In the context of the never-ending quest to cut wires out of our entertainment set-ups, it’s great to see the recent explosion of the Wi-Fi speaker market. By connecting to our home wireless networks, these devices are saving us the trouble of having to run cables around our dens and living rooms.
Even better—with improved connection technology such as DLNA or Apple’s AirPlay driving them, the sound quality of all that wirelessly transmitted music is miles ahead of where it was just a few years ago. We tested four of the biggest-name Wi-Fi sound systems on the market. Here’s our guide.
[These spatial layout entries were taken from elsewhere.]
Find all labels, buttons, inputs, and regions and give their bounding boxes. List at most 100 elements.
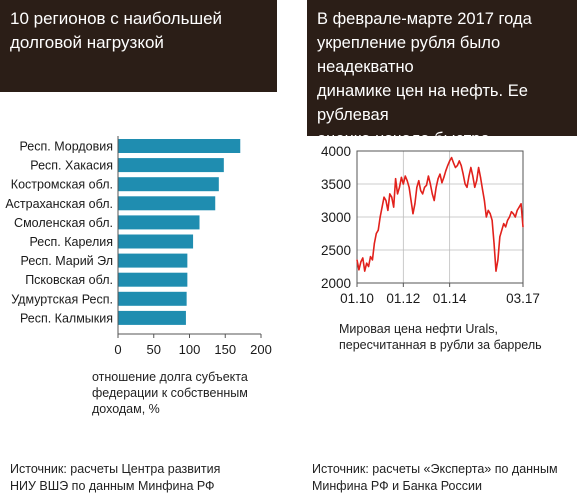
bar: [118, 234, 194, 249]
bar: [118, 196, 216, 211]
data-point: [396, 193, 399, 195]
data-point: [369, 256, 372, 258]
data-point: [360, 261, 362, 263]
category-label: Респ. Хакасия: [30, 159, 113, 173]
x-tick-label: 200: [250, 342, 272, 357]
data-point: [474, 186, 476, 188]
data-point: [445, 170, 447, 172]
x-tick-label: 01.10: [340, 291, 374, 306]
data-point: [427, 175, 430, 177]
data-point: [362, 257, 364, 259]
data-point: [400, 176, 402, 178]
data-point: [516, 209, 518, 211]
y-tick-label: 2500: [321, 243, 351, 258]
data-point: [462, 173, 464, 175]
category-label: Астраханская обл.: [5, 197, 113, 211]
data-point: [497, 259, 499, 261]
data-point: [489, 213, 491, 215]
data-point: [431, 193, 433, 195]
data-point: [476, 180, 478, 182]
data-point: [423, 186, 426, 188]
right-title-line: В феврале-марте 2017 года: [317, 10, 532, 28]
source-line: Минфина РФ и Банка России: [312, 479, 482, 493]
x-tick-label: 01.12: [386, 291, 420, 306]
data-point: [402, 183, 404, 185]
data-point: [395, 178, 397, 180]
data-point: [364, 270, 366, 272]
data-point: [367, 265, 370, 268]
source-line: Источник: расчеты Центра развития: [10, 462, 221, 476]
bar: [118, 272, 188, 287]
data-point: [518, 206, 520, 208]
left-source: Источник: расчеты Центра развития НИУ ВШ…: [10, 461, 220, 495]
data-point: [456, 164, 458, 167]
data-point: [472, 175, 474, 177]
data-point: [522, 226, 524, 228]
data-point: [479, 176, 482, 178]
category-label: Респ. Калмыкия: [20, 311, 113, 325]
data-point: [433, 199, 435, 202]
data-point: [387, 209, 389, 211]
plot-frame: [356, 150, 524, 284]
data-point: [391, 196, 393, 198]
bar: [118, 215, 200, 230]
x-tick-label: 50: [147, 342, 161, 357]
left-title-line2: долговой нагрузкой: [10, 33, 164, 52]
data-point: [514, 216, 516, 218]
data-point: [358, 269, 360, 271]
data-point: [449, 160, 451, 162]
data-point: [481, 188, 484, 190]
data-point: [464, 183, 466, 185]
bar-chart-caption: отношение долга субъекта федерации к соб…: [92, 369, 248, 417]
data-point: [468, 175, 470, 177]
data-point: [410, 199, 412, 202]
data-point: [441, 182, 443, 184]
category-label: Респ. Марий Эл: [21, 254, 113, 268]
right-title-line: укрепление рубля было неадекватно: [317, 34, 501, 76]
bar: [118, 177, 219, 192]
data-point: [437, 178, 439, 180]
caption-line: пересчитанная в рубли за баррель: [339, 338, 542, 352]
data-point: [406, 180, 408, 182]
right-title-line: динамике цен на нефть. Ее рублевая: [317, 82, 528, 124]
data-point: [377, 229, 379, 231]
data-point: [383, 196, 385, 198]
bar: [118, 158, 224, 173]
data-point: [505, 226, 507, 228]
data-point: [460, 164, 462, 167]
caption-line: Мировая цена нефти Urals,: [339, 322, 498, 336]
data-point: [491, 219, 493, 221]
data-point: [385, 199, 387, 202]
data-point: [366, 262, 368, 264]
left-chart-title: 10 регионов с наибольшей долговой нагруз…: [0, 0, 277, 92]
data-point: [416, 186, 418, 188]
data-point: [425, 184, 428, 186]
data-point: [450, 157, 453, 159]
data-point: [439, 173, 441, 175]
data-point: [379, 216, 381, 218]
y-tick-label: 3000: [321, 210, 351, 225]
data-point: [454, 166, 457, 169]
x-tick-label: 0: [114, 342, 121, 357]
caption-line: федерации к собственным: [92, 386, 248, 400]
x-tick-label: 100: [179, 342, 201, 357]
x-tick-label: 150: [214, 342, 236, 357]
data-point: [435, 186, 437, 188]
data-point: [414, 203, 416, 205]
y-tick-label: 4000: [321, 144, 351, 159]
data-point: [466, 186, 468, 188]
data-point: [356, 259, 358, 261]
data-point: [373, 242, 375, 244]
bar: [118, 139, 241, 153]
caption-line: отношение долга субъекта: [92, 370, 248, 384]
data-point: [503, 223, 505, 225]
data-point: [520, 203, 522, 205]
right-source: Источник: расчеты «Эксперта» по данным М…: [312, 461, 558, 495]
bar: [118, 253, 188, 268]
category-label: Смоленская обл.: [14, 216, 113, 230]
bar-chart: Респ. Мордовия Респ. Хакасия Костромская о…: [5, 136, 272, 357]
data-point: [499, 236, 501, 238]
data-point: [381, 206, 383, 208]
data-point: [429, 183, 431, 185]
category-label: Респ. Карелия: [30, 235, 113, 249]
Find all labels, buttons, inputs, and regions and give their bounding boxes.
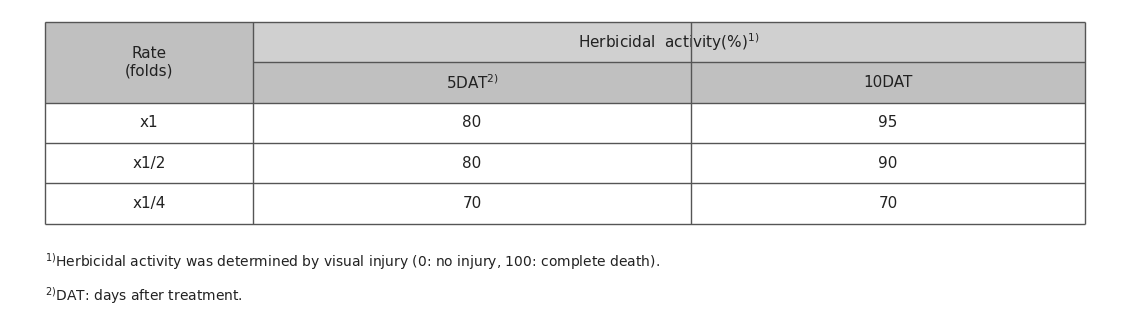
Text: 10DAT: 10DAT [863, 75, 913, 90]
Bar [253, 143, 691, 183]
Text: Rate
(folds): Rate (folds) [125, 46, 173, 78]
Bar [691, 183, 1085, 224]
Bar [253, 183, 691, 224]
Bar [253, 103, 691, 143]
Bar [691, 143, 1085, 183]
Bar [45, 183, 253, 224]
Text: 70: 70 [462, 196, 482, 211]
Text: Herbicidal  activity(%)$^{1)}$: Herbicidal activity(%)$^{1)}$ [578, 31, 760, 53]
Text: 80: 80 [462, 115, 482, 130]
Bar [45, 103, 253, 143]
Text: x1: x1 [139, 115, 158, 130]
Text: 5DAT$^{2)}$: 5DAT$^{2)}$ [445, 73, 499, 92]
Bar [45, 22, 253, 103]
Text: 95: 95 [878, 115, 898, 130]
Bar [691, 62, 1085, 103]
Text: 90: 90 [878, 156, 898, 171]
Bar [45, 143, 253, 183]
Text: 80: 80 [462, 156, 482, 171]
Bar [253, 62, 691, 103]
Text: x1/4: x1/4 [133, 196, 165, 211]
Text: $^{1)}$Herbicidal activity was determined by visual injury (0: no injury, 100: c: $^{1)}$Herbicidal activity was determine… [45, 251, 660, 272]
Text: $^{2)}$DAT: days after treatment.: $^{2)}$DAT: days after treatment. [45, 285, 243, 306]
Text: 70: 70 [878, 196, 898, 211]
Bar [691, 103, 1085, 143]
Text: x1/2: x1/2 [133, 156, 165, 171]
Bar [253, 22, 1085, 62]
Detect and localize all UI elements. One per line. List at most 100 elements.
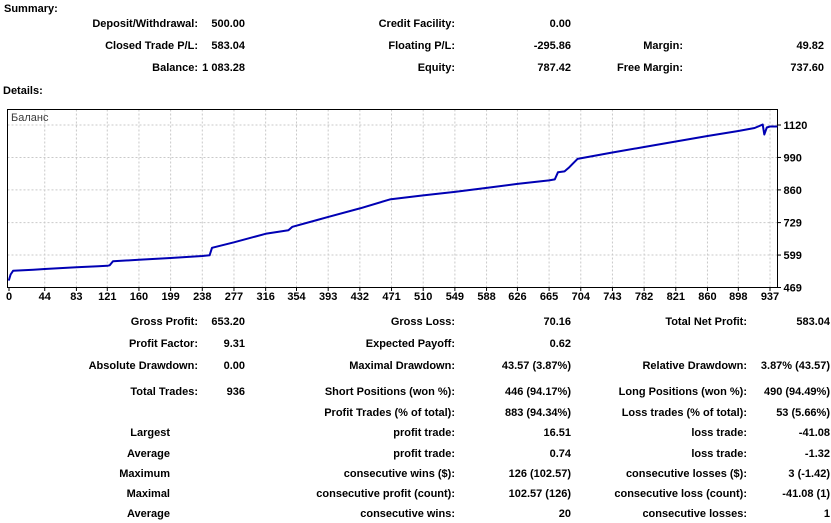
stat-label: consecutive wins ($): bbox=[343, 468, 455, 480]
stat-label: Total Trades: bbox=[130, 386, 198, 398]
y-tick-label: 1120 bbox=[784, 120, 808, 132]
chart-title: Баланс bbox=[11, 112, 49, 124]
x-tick-label: 937 bbox=[761, 291, 779, 303]
x-tick-label: 160 bbox=[130, 291, 148, 303]
x-tick-label: 510 bbox=[414, 291, 432, 303]
summary-heading: Summary: bbox=[4, 3, 58, 15]
y-tick-label: 599 bbox=[784, 250, 802, 262]
stat-value: 0.74 bbox=[549, 448, 571, 460]
x-tick-label: 743 bbox=[603, 291, 621, 303]
stat-label: Relative Drawdown: bbox=[642, 360, 747, 372]
x-tick-label: 898 bbox=[729, 291, 747, 303]
x-tick-label: 354 bbox=[287, 291, 306, 303]
stats-row: Average consecutive wins: 20 consecutive… bbox=[0, 508, 831, 523]
summary-value: 49.82 bbox=[796, 40, 824, 52]
stats-row: Maximal consecutive profit (count): 102.… bbox=[0, 488, 831, 503]
summary-label: Deposit/Withdrawal: bbox=[92, 18, 198, 30]
stat-label: Profit Factor: bbox=[128, 338, 198, 350]
stat-label: profit trade: bbox=[393, 427, 455, 439]
x-tick-label: 121 bbox=[98, 291, 116, 303]
stat-label: Largest bbox=[130, 427, 170, 439]
stats-row: Gross Profit: 653.20 Gross Loss: 70.16 T… bbox=[0, 316, 831, 331]
stat-value: 0.62 bbox=[549, 338, 571, 350]
summary-value: 787.42 bbox=[537, 62, 571, 74]
stat-label: consecutive losses ($): bbox=[625, 468, 747, 480]
x-tick-label: 238 bbox=[193, 291, 211, 303]
stat-value: 20 bbox=[558, 508, 571, 520]
summary-value: 1 083.28 bbox=[202, 62, 245, 74]
x-tick-label: 665 bbox=[540, 291, 558, 303]
chart-frame bbox=[7, 109, 778, 288]
x-tick-label: 588 bbox=[477, 291, 495, 303]
stat-value: 883 (94.34%) bbox=[504, 407, 571, 419]
x-tick-label: 277 bbox=[225, 291, 243, 303]
x-tick-label: 704 bbox=[572, 291, 591, 303]
stat-value: 70.16 bbox=[543, 316, 571, 328]
stat-label: Gross Profit: bbox=[130, 316, 198, 328]
stat-value: 653.20 bbox=[211, 316, 245, 328]
details-heading: Details: bbox=[3, 85, 43, 97]
stat-label: consecutive losses: bbox=[642, 508, 747, 520]
summary-value: -295.86 bbox=[533, 40, 571, 52]
stat-label: Average bbox=[126, 448, 170, 460]
x-tick-label: 316 bbox=[256, 291, 274, 303]
x-tick-label: 860 bbox=[698, 291, 716, 303]
stat-value: 43.57 (3.87%) bbox=[501, 360, 571, 372]
summary-row: Closed Trade P/L: 583.04 Floating P/L: -… bbox=[0, 40, 831, 55]
stat-value: 0.00 bbox=[223, 360, 245, 372]
stat-value: 1 bbox=[823, 508, 830, 520]
x-tick-label: 199 bbox=[161, 291, 179, 303]
stat-label: consecutive wins: bbox=[360, 508, 455, 520]
stats-row: Average profit trade: 0.74 loss trade: -… bbox=[0, 448, 831, 463]
stat-value: 9.31 bbox=[223, 338, 245, 350]
x-tick-label: 471 bbox=[382, 291, 400, 303]
stat-label: consecutive profit (count): bbox=[316, 488, 455, 500]
stats-row: Total Trades: 936 Short Positions (won %… bbox=[0, 386, 831, 401]
stat-value: 583.04 bbox=[796, 316, 830, 328]
stat-label: Loss trades (% of total): bbox=[621, 407, 747, 419]
stat-value: 446 (94.17%) bbox=[504, 386, 571, 398]
stat-label: Maximal Drawdown: bbox=[349, 360, 455, 372]
stat-label: Gross Loss: bbox=[390, 316, 455, 328]
x-tick-label: 782 bbox=[635, 291, 653, 303]
x-tick-label: 549 bbox=[446, 291, 464, 303]
stat-label: Maximum bbox=[119, 468, 170, 480]
stat-label: profit trade: bbox=[393, 448, 455, 460]
x-tick-label: 432 bbox=[351, 291, 369, 303]
summary-value: 737.60 bbox=[790, 62, 824, 74]
stat-label: Absolute Drawdown: bbox=[88, 360, 198, 372]
stat-label: Average bbox=[126, 508, 170, 520]
stat-value: 126 (102.57) bbox=[508, 468, 571, 480]
summary-label: Balance: bbox=[152, 62, 198, 74]
stat-value: 490 (94.49%) bbox=[763, 386, 830, 398]
balance-chart: 0 44 83 121 160 199 238 277 316 354 393 432 471 510 54… bbox=[6, 109, 808, 303]
summary-row: Deposit/Withdrawal: 500.00 Credit Facili… bbox=[0, 18, 831, 33]
y-tick-label: 990 bbox=[784, 152, 802, 164]
summary-label: Equity: bbox=[417, 62, 455, 74]
x-tick-label: 626 bbox=[508, 291, 526, 303]
stat-label: consecutive loss (count): bbox=[614, 488, 747, 500]
stat-label: Long Positions (won %): bbox=[618, 386, 747, 398]
stat-label: Short Positions (won %): bbox=[324, 386, 455, 398]
summary-label: Closed Trade P/L: bbox=[105, 40, 198, 52]
stat-label: Expected Payoff: bbox=[365, 338, 455, 350]
x-tick-label: 44 bbox=[39, 291, 52, 303]
x-tick-label: 83 bbox=[70, 291, 82, 303]
x-tick-label: 821 bbox=[667, 291, 685, 303]
summary-label: Margin: bbox=[643, 40, 683, 52]
x-tick-label: 0 bbox=[6, 291, 12, 303]
stat-value: 936 bbox=[226, 386, 245, 398]
stat-value: 3.87% (43.57) bbox=[760, 360, 830, 372]
stat-value: 16.51 bbox=[543, 427, 571, 439]
summary-value: 583.04 bbox=[211, 40, 245, 52]
y-tick-label: 469 bbox=[784, 283, 802, 295]
y-tick-label: 860 bbox=[784, 185, 802, 197]
stats-row: Profit Trades (% of total): 883 (94.34%)… bbox=[0, 407, 831, 422]
stat-label: Total Net Profit: bbox=[665, 316, 747, 328]
stat-label: Profit Trades (% of total): bbox=[324, 407, 455, 419]
stats-row: Largest profit trade: 16.51 loss trade: … bbox=[0, 427, 831, 442]
stat-value: -41.08 (1) bbox=[782, 488, 830, 500]
stat-value: 53 (5.66%) bbox=[776, 407, 830, 419]
stat-label: Maximal bbox=[126, 488, 170, 500]
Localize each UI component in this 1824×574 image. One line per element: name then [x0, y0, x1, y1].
$449 | Add the Boost hub for $109. The granddaddy of the multi-room wireless category, Sonos has been perfecting the art of meshing speakers and music sources for more than a decade, whether they be devices or Internet-based. Once connected to your Wi-Fi router, you can beam music from your phone or tablet to the top-of-the-line Play:5, plus you can hook up to more online subscription music services than any other system we tested. Sonos connects to Rdio, Spotify, Sirius XM and Deezer, among others. The best part is you can keep adding speakers, such as the smaller $219 Play:1, with up to 32 of them playing simultaneously around your home. A separate Boost hub can amplify signals if your home Wi-Fi is weak. The control app is slick, the selection is big and the sound is great.
Samsung Shape M7
$449 | Add the Boost hub for $69. Samsung’s speakers work much like Sonos’s, with a central hub allowing for up to 32 to be connected. The control app isn’t as simple to use and it doesn’t have as many online music services to connect to, but the speakers themselves sound good and are nice to look at. The triangular devices can be set horizontally or vertically with their included kickstands, which adds style to any room they’re in. As an extra bonus the Shape easily connects to Samsung smart TVs, so it can double as a sound bar.
Bang & Olufsen Beoplay A8
$1,300 | Wi-Fi-enabled speakers don’t come more high-end than the A8, which is why it’s no surprise that Bang & Olufsen’s offering has the crispest and widest range of sound of devices tested. The twin 10-inch speakers serve up an impressive 70 watts of bass and mid-range sound, plus 35 watts for treble. The A8 is also funky looking, with its disc-shaped speakers available in several colours, which almost qualifies as modern art. Mount it on your wall and it’s sure to be a conversation starter. The only downside is the hefty price tag.
$699 | Like Bang & Olufsen’s product, Sony’s high-end Wi-Fi unit connects right to your network and mobile device. Its plain black brick appearance doesn’t win any style points, but with seven speakers and a maximum output power of 154 watts, it packs a wallop. It’s the device for those who like it loud.